壽司攤位
【讀音】すしやたい
【英文名】Sushi Street Stall
寿司屋台とは、江戸時代に普及した屋外の移動式店舗で寿司を販売する営業形態のこと。現在の寿司店の原型ともいえる存在である。
もともと握り寿司は屋台で供されるファストフードとして親しまれていた。当時の寿司は現代の握りよりもかなり大きく、おにぎりほどの大きさがあったとされる。客は銭湯帰りなどに立ち寄り、一つ二つをつまんで食べるのが一般的だった。
寿司の販売に関する古い記録としては、平安末期に成立した『今昔物語集』の巻31に、市中で鮎の鮨を売る記述がある。
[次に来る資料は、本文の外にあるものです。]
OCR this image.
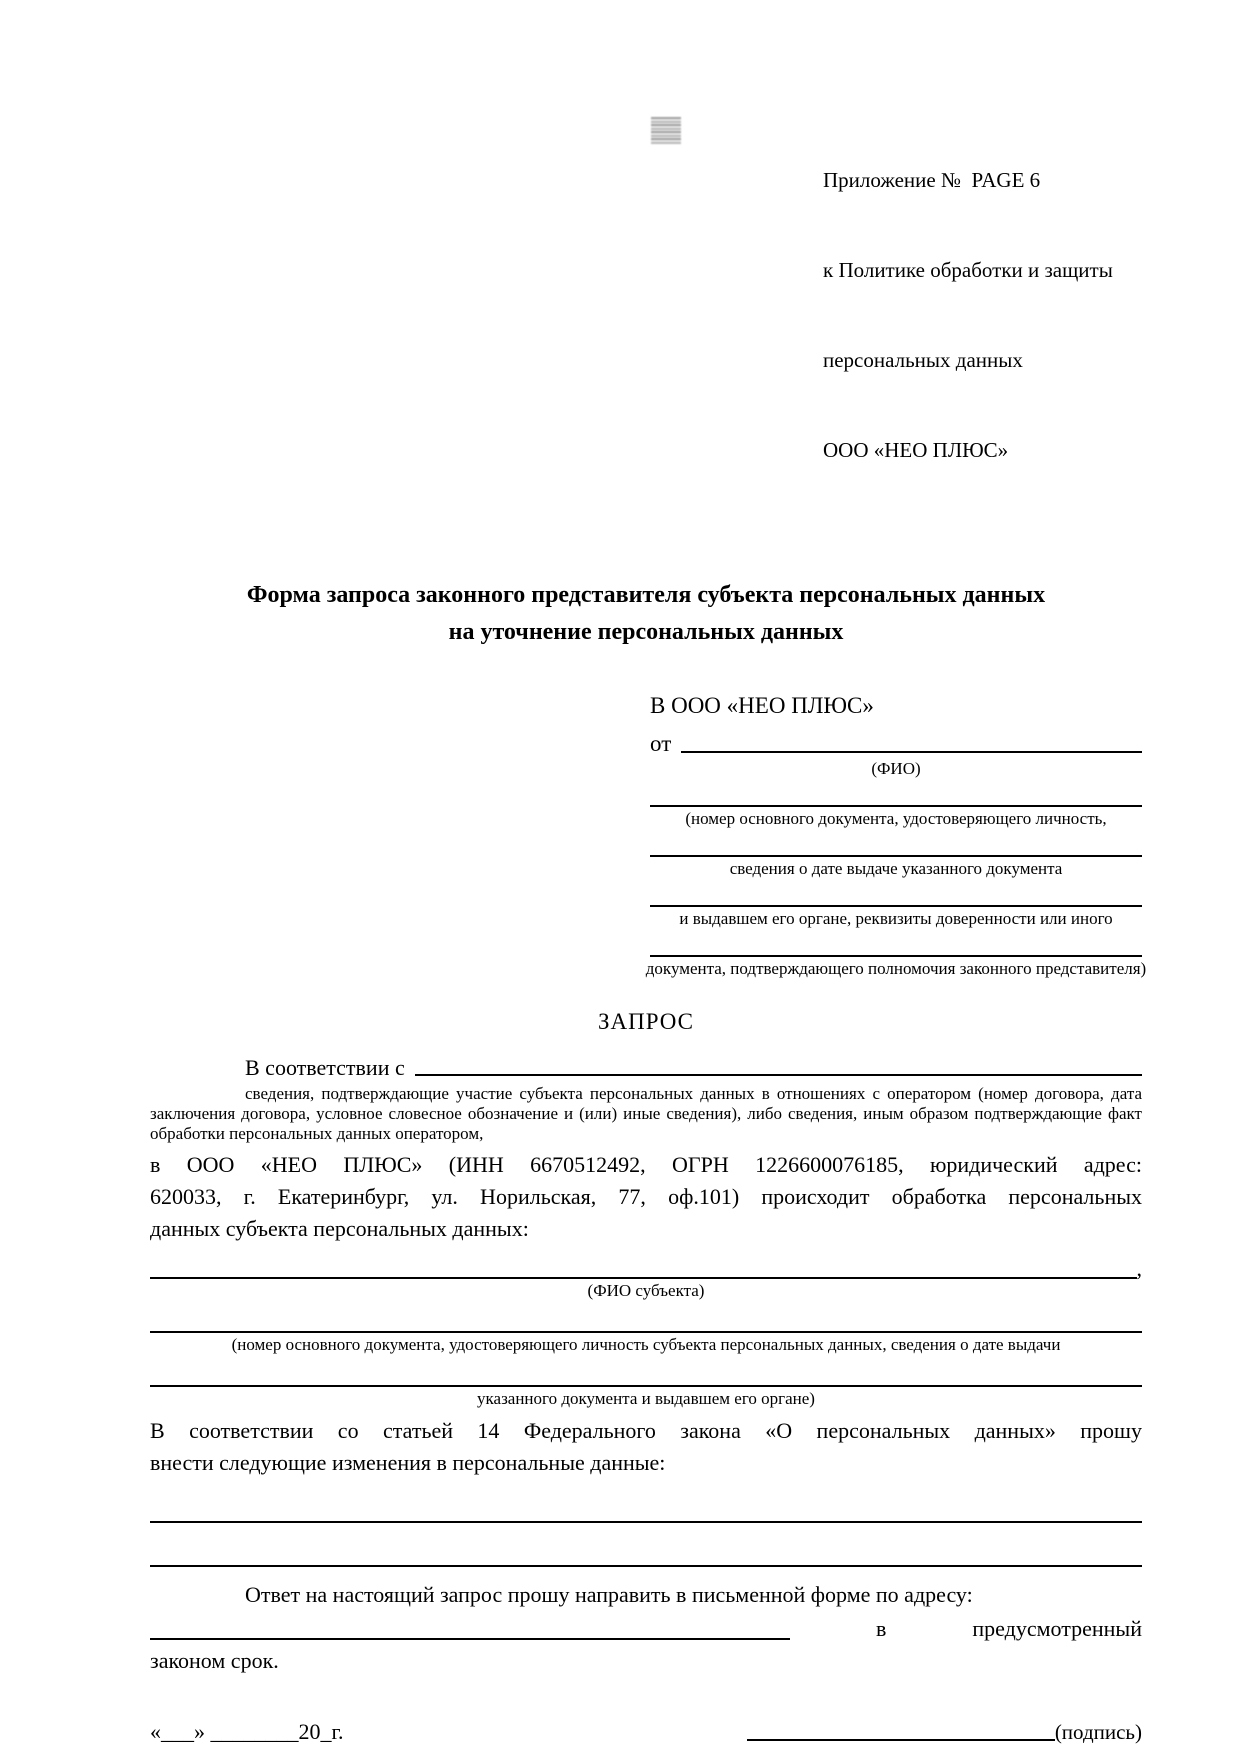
Приложение №  PAGE 6

к Политике обработки и защиты

персональных данных

ООО «НЕО ПЛЮС»

Форма запроса законного представителя субъекта персональных данных
на уточнение персональных данных
В ООО «НЕО ПЛЮС»
от
(ФИО)
(номер основного документа, удостоверяющего личность,
сведения о дате выдаче указанного документа
и выдавшем его органе, реквизиты доверенности или иного
документа, подтверждающего полномочия законного представителя)
ЗАПРОС
В соответствии с
сведения, подтверждающие участие субъекта персональных данных в отношениях с оператором (номер договора, дата
заключения договора, условное словесное обозначение и (или) иные сведения), либо сведения, иным образом подтверждающие факт
обработки персональных данных оператором,
в ООО «НЕО ПЛЮС» (ИНН 6670512492, ОГРН 1226600076185, юридический адрес:
620033, г. Екатеринбург, ул. Норильская, 77, оф.101) происходит обработка персональных
данных субъекта персональных данных:
,
(ФИО субъекта)
(номер основного документа, удостоверяющего личность субъекта персональных данных, сведения о дате выдачи
указанного документа и выдавшем его органе)
В соответствии со статьей 14 Федерального закона «О персональных данных» прошу
внести следующие изменения в персональные данные:
Ответ на настоящий запрос прошу направить в письменной форме по адресу:
в	предусмотренный
законом срок.
«___» ________20_г.	(подпись)
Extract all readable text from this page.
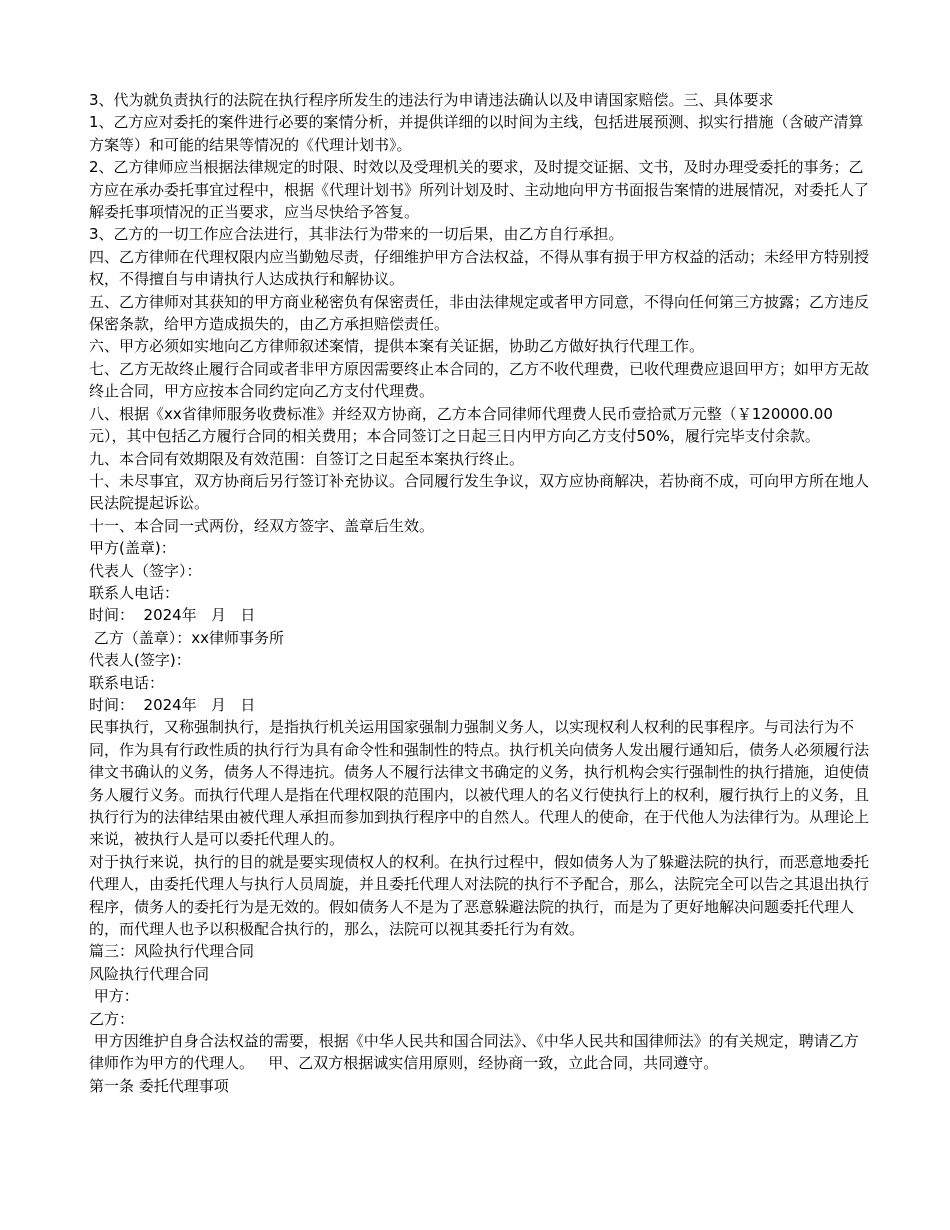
3、代为就负责执行的法院在执行程序所发生的违法行为申请违法确认以及申请国家赔偿。三、具体要求

1、乙方应对委托的案件进行必要的案情分析，并提供详细的以时间为主线，包括进展预测、拟实行措施（含破产清算方案等）和可能的结果等情况的《代理计划书》。

2、乙方律师应当根据法律规定的时限、时效以及受理机关的要求，及时提交证据、文书，及时办理受委托的事务；乙方应在承办委托事宜过程中，根据《代理计划书》所列计划及时、主动地向甲方书面报告案情的进展情况，对委托人了解委托事项情况的正当要求，应当尽快给予答复。

3、乙方的一切工作应合法进行，其非法行为带来的一切后果，由乙方自行承担。

四、乙方律师在代理权限内应当勤勉尽责，仔细维护甲方合法权益，不得从事有损于甲方权益的活动；未经甲方特别授权，不得擅自与申请执行人达成执行和解协议。

五、乙方律师对其获知的甲方商业秘密负有保密责任，非由法律规定或者甲方同意，不得向任何第三方披露；乙方违反保密条款，给甲方造成损失的，由乙方承担赔偿责任。

六、甲方必须如实地向乙方律师叙述案情，提供本案有关证据，协助乙方做好执行代理工作。

七、乙方无故终止履行合同或者非甲方原因需要终止本合同的，乙方不收代理费，已收代理费应退回甲方；如甲方无故终止合同，甲方应按本合同约定向乙方支付代理费。

八、根据《xx省律师服务收费标准》并经双方协商，乙方本合同律师代理费人民币壹拾贰万元整（￥120000.00元），其中包括乙方履行合同的相关费用；本合同签订之日起三日内甲方向乙方支付50%，履行完毕支付余款。

九、本合同有效期限及有效范围：自签订之日起至本案执行终止。

十、未尽事宜，双方协商后另行签订补充协议。合同履行发生争议，双方应协商解决，若协商不成，可向甲方所在地人民法院提起诉讼。

十一、本合同一式两份，经双方签字、盖章后生效。

甲方(盖章)：

代表人（签字）：

联系人电话：

时间：  2024年   月   日

乙方（盖章）：xx律师事务所

代表人(签字)：

联系电话：

时间：  2024年   月   日

民事执行，又称强制执行，是指执行机关运用国家强制力强制义务人，以实现权利人权利的民事程序。与司法行为不同，作为具有行政性质的执行行为具有命令性和强制性的特点。执行机关向债务人发出履行通知后，债务人必须履行法律文书确认的义务，债务人不得违抗。债务人不履行法律文书确定的义务，执行机构会实行强制性的执行措施，迫使债务人履行义务。而执行代理人是指在代理权限的范围内，以被代理人的名义行使执行上的权利，履行执行上的义务，且执行行为的法律结果由被代理人承担而参加到执行程序中的自然人。代理人的使命，在于代他人为法律行为。从理论上来说，被执行人是可以委托代理人的。

对于执行来说，执行的目的就是要实现债权人的权利。在执行过程中，假如债务人为了躲避法院的执行，而恶意地委托代理人，由委托代理人与执行人员周旋，并且委托代理人对法院的执行不予配合，那么，法院完全可以告之其退出执行程序，债务人的委托行为是无效的。假如债务人不是为了恶意躲避法院的执行，而是为了更好地解决问题委托代理人的，而代理人也予以积极配合执行的，那么，法院可以视其委托行为有效。

篇三：风险执行代理合同

风险执行代理合同

甲方：

乙方：

甲方因维护自身合法权益的需要，根据《中华人民共和国合同法》、《中华人民共和国律师法》的有关规定，聘请乙方律师作为甲方的代理人。   甲、乙双方根据诚实信用原则，经协商一致，立此合同，共同遵守。

第一条 委托代理事项
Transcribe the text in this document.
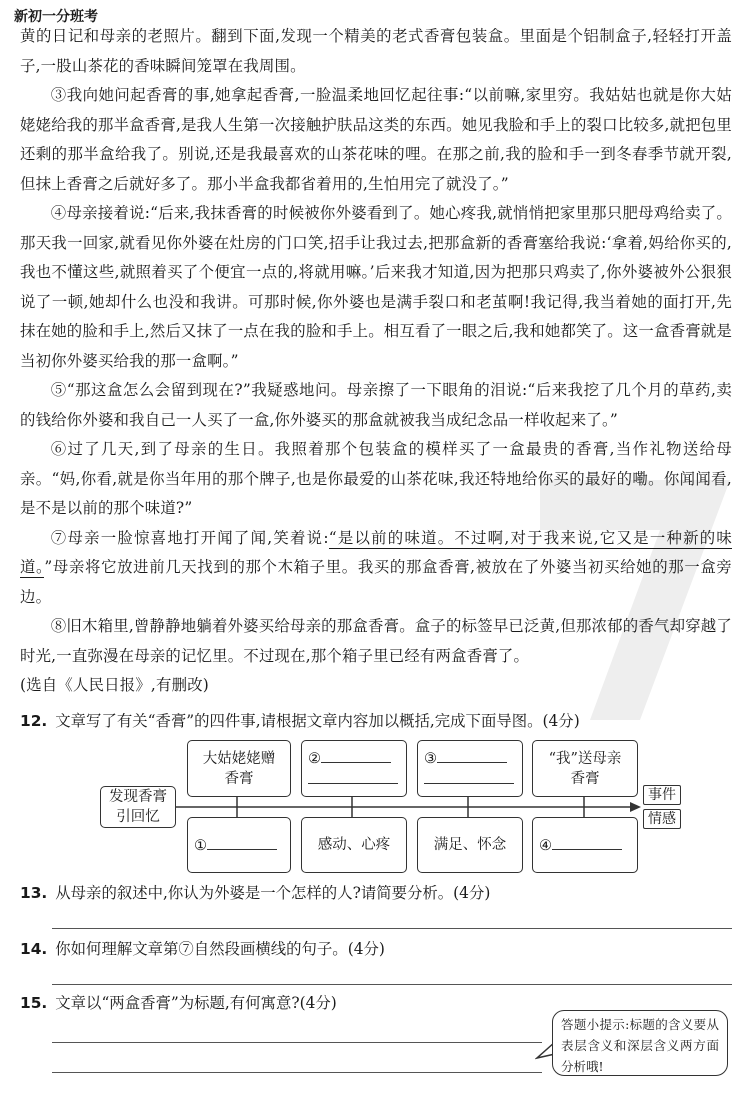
新初一分班考

黄的日记和母亲的老照片。翻到下面,发现一个精美的老式香膏包装盒。里面是个铝制盒子,轻轻打开盖子,一股山茶花的香味瞬间笼罩在我周围。

③我向她问起香膏的事,她拿起香膏,一脸温柔地回忆起往事:“以前嘛,家里穷。我姑姑也就是你大姑姥姥给我的那半盒香膏,是我人生第一次接触护肤品这类的东西。她见我脸和手上的裂口比较多,就把包里还剩的那半盒给我了。别说,还是我最喜欢的山茶花味的哩。在那之前,我的脸和手一到冬春季节就开裂,但抹上香膏之后就好多了。那小半盒我都省着用的,生怕用完了就没了。”

④母亲接着说:“后来,我抹香膏的时候被你外婆看到了。她心疼我,就悄悄把家里那只肥母鸡给卖了。那天我一回家,就看见你外婆在灶房的门口笑,招手让我过去,把那盒新的香膏塞给我说:‘拿着,妈给你买的,我也不懂这些,就照着买了个便宜一点的,将就用嘛。’后来我才知道,因为把那只鸡卖了,你外婆被外公狠狠说了一顿,她却什么也没和我讲。可那时候,你外婆也是满手裂口和老茧啊!我记得,我当着她的面打开,先抹在她的脸和手上,然后又抹了一点在我的脸和手上。相互看了一眼之后,我和她都笑了。这一盒香膏就是当初你外婆买给我的那一盒啊。”

⑤“那这盒怎么会留到现在?”我疑惑地问。母亲擦了一下眼角的泪说:“后来我挖了几个月的草药,卖的钱给你外婆和我自己一人买了一盒,你外婆买的那盒就被我当成纪念品一样收起来了。”

⑥过了几天,到了母亲的生日。我照着那个包装盒的模样买了一盒最贵的香膏,当作礼物送给母亲。“妈,你看,就是你当年用的那个牌子,也是你最爱的山茶花味,我还特地给你买的最好的嘞。你闻闻看,是不是以前的那个味道?”

⑦母亲一脸惊喜地打开闻了闻,笑着说:“是以前的味道。不过啊,对于我来说,它又是一种新的味道。”母亲将它放进前几天找到的那个木箱子里。我买的那盒香膏,被放在了外婆当初买给她的那一盒旁边。

⑧旧木箱里,曾静静地躺着外婆买给母亲的那盒香膏。盒子的标签早已泛黄,但那浓郁的香气却穿越了时光,一直弥漫在母亲的记忆里。不过现在,那个箱子里已经有两盒香膏了。

(选自《人民日报》,有删改)

12. 文章写了有关“香膏”的四件事,请根据文章内容加以概括,完成下面导图。(4分)
发现香膏
引回忆
大姑姥姥赠
香膏
②	③	“我”送母亲
香膏
①	感动、心疼	满足、怀念 ④
事件
情感
13. 从母亲的叙述中,你认为外婆是一个怎样的人?请简要分析。(4分)
14. 你如何理解文章第⑦自然段画横线的句子。(4分)
15. 文章以“两盒香膏”为标题,有何寓意?(4分)
答题小提示:标题的含义要从表层含义和深层含义两方面分析哦!
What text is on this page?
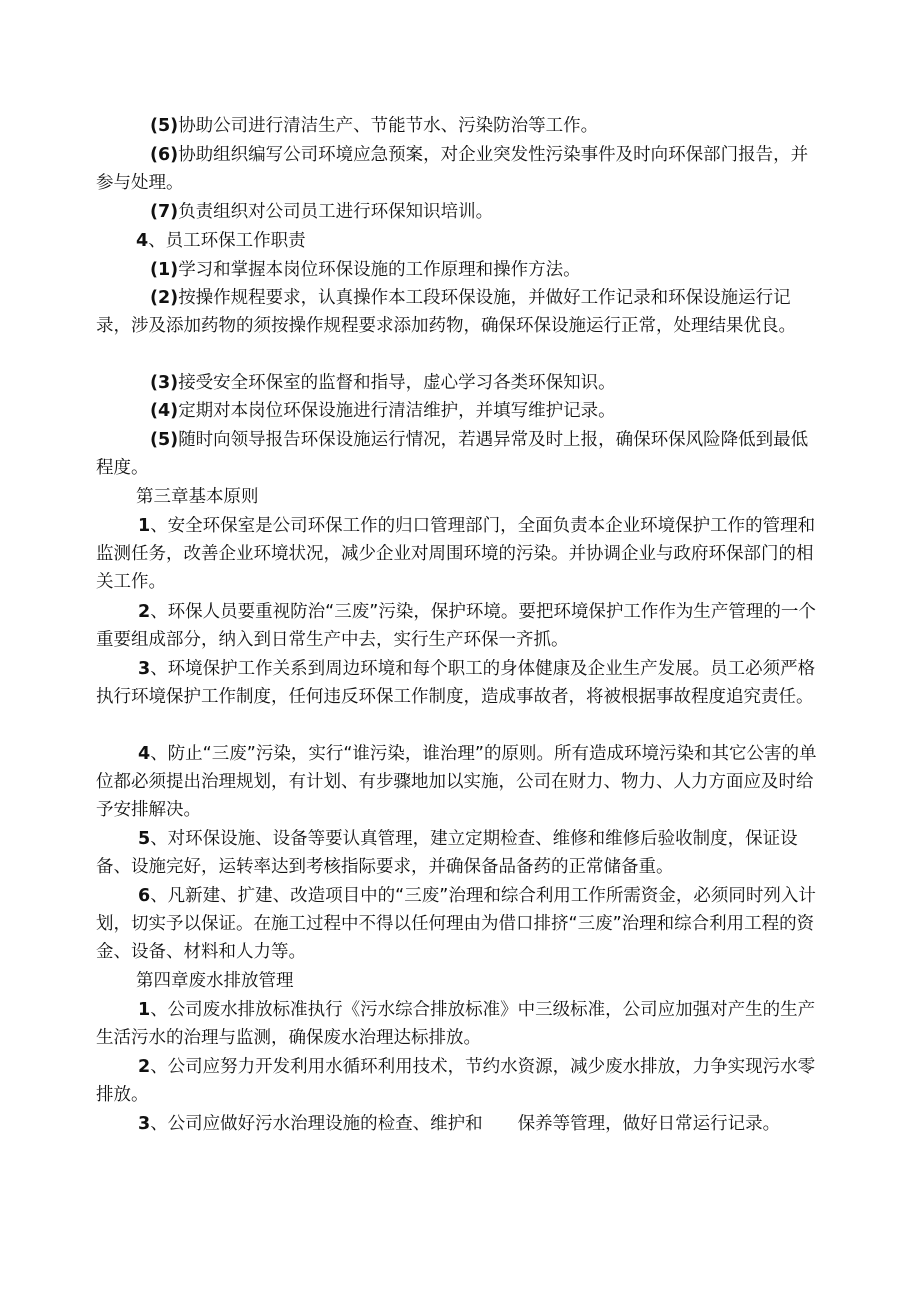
(5)协助公司进行清洁生产、节能节水、污染防治等工作。

(6)协助组织编写公司环境应急预案，对企业突发性污染事件及时向环保部门报告，并参与处理。

(7)负责组织对公司员工进行环保知识培训。

4、员工环保工作职责

(1)学习和掌握本岗位环保设施的工作原理和操作方法。

(2)按操作规程要求，认真操作本工段环保设施，并做好工作记录和环保设施运行记录，涉及添加药物的须按操作规程要求添加药物，确保环保设施运行正常，处理结果优良。

(3)接受安全环保室的监督和指导，虚心学习各类环保知识。

(4)定期对本岗位环保设施进行清洁维护，并填写维护记录。

(5)随时向领导报告环保设施运行情况，若遇异常及时上报，确保环保风险降低到最低程度。

第三章基本原则

1、安全环保室是公司环保工作的归口管理部门，全面负责本企业环境保护工作的管理和监测任务，改善企业环境状况，减少企业对周围环境的污染。并协调企业与政府环保部门的相关工作。

2、环保人员要重视防治“三废”污染，保护环境。要把环境保护工作作为生产管理的一个重要组成部分，纳入到日常生产中去，实行生产环保一齐抓。

3、环境保护工作关系到周边环境和每个职工的身体健康及企业生产发展。员工必须严格执行环境保护工作制度，任何违反环保工作制度，造成事故者，将被根据事故程度追究责任。

4、防止“三废”污染，实行“谁污染，谁治理”的原则。所有造成环境污染和其它公害的单位都必须提出治理规划，有计划、有步骤地加以实施，公司在财力、物力、人力方面应及时给予安排解决。

5、对环保设施、设备等要认真管理，建立定期检查、维修和维修后验收制度，保证设备、设施完好，运转率达到考核指际要求，并确保备品备药的正常储备重。

6、凡新建、扩建、改造项目中的“三废”治理和综合利用工作所需资金，必须同时列入计划，切实予以保证。在施工过程中不得以任何理由为借口排挤“三废”治理和综合利用工程的资金、设备、材料和人力等。

第四章废水排放管理

1、公司废水排放标准执行《污水综合排放标准》中三级标准，公司应加强对产生的生产生活污水的治理与监测，确保废水治理达标排放。

2、公司应努力开发利用水循环利用技术，节约水资源，减少废水排放，力争实现污水零排放。

3、公司应做好污水治理设施的检查、维护和　　保养等管理，做好日常运行记录。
これが文献上確認できる最も古い寿司の商売の記録とされている。ただし、この時代の「鮨」は現代の握り寿司とは異なるなれずしの一種であった可能性が高い。
冷蔵技術や輸送手段が未発達だった時代、鮮度管理はとりわけ重要な課題であり、ヅケや酢締めといった保存を兼ねた調理法が発達した。わさびの使用も、経験的に得られた殺菌効果を活かしたものと考えられている。こうした屋台から発展し、やがて店舗を構える寿司屋が増え、現在のカウンター形式の寿司店へとつながっていった。